Aquí no. Cuba era el paraíso de los negros. Debíamos dar gracias a la Revolución por otorgarnos los mismos derechos que a los blancos y poder entrar libremente y sin complejos a todas las playas y círculos sociales del país.
Pero todo ha cambiado. Olvídense del discurso oficial de que todos somos iguales. En esta sociedad revolucionaria, ser mestizo te puede traer problemas. Nadie me lo contó. Yo lo viví el pasado miércoles 22 de octubre, durante 11 horas en un calabozo grande y sucio, caliente y húmedo de la unidad policial de Zanja y Lealtad, en el centro de la Habana.Pregúntenle a los más de 70 negros o mestizos que fueron detenidos esa noche sólo por vestir a la moda, tener un piercing en la nariz o escuchar rap o reggaeton en sus MP3. O a quienes se convirtieron en sospechosos por tener 6 paquetes de detergente, 10 jabones de lavar o un saco de cemento sin los comprobantes de alguna tienda recaudadora de divisas. Todos le responderán, mirándoles muy serio a la cara, que hay evidentes prejuicios raciales en la forma en que hoy operan las fuerzas policiales de la ciudad.

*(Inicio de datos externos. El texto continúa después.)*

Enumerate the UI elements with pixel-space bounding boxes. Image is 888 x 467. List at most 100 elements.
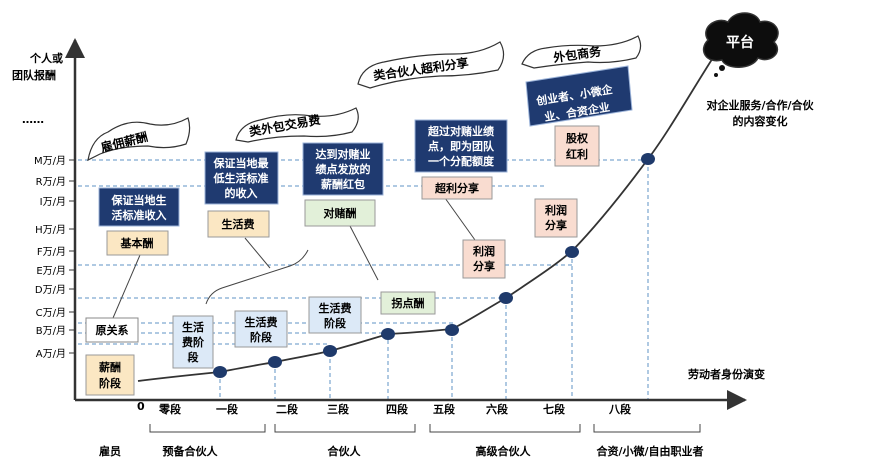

Donato Bermúdez, 67 años, alto y fuerte, con ojos de gato y unas manos callosas que dan fe de que la vida no le ha regalado nada. Y es negro, por supuesto. Está sentado sin zapatos ni camisa en un amplio y sucio banco de hormigón que sirve de cama, silla y mesa en la fétida celda. “Es tremendo —dice Donato—, estamos viviendo un estado de sitio. Si esto no es fascismo quiero que alguien me diga qué cosa es”. Bermúdez lleva 4 días detenido por vender jabas de nylon, a peso cada una. Ahora lee con parsimonia un diario Granma: “Quien lo iba decir, que un mestizo como Obama ya casi es presidente; me recuerda cuando Jackie Robinson rompió la barrera racial del béisbol norteamericano” —apunta con un dejo de emoción, mientras lee en voz alta que Obama aventaja por casi 10 puntos a John McCain en la apasionante campaña electoral estadounidense.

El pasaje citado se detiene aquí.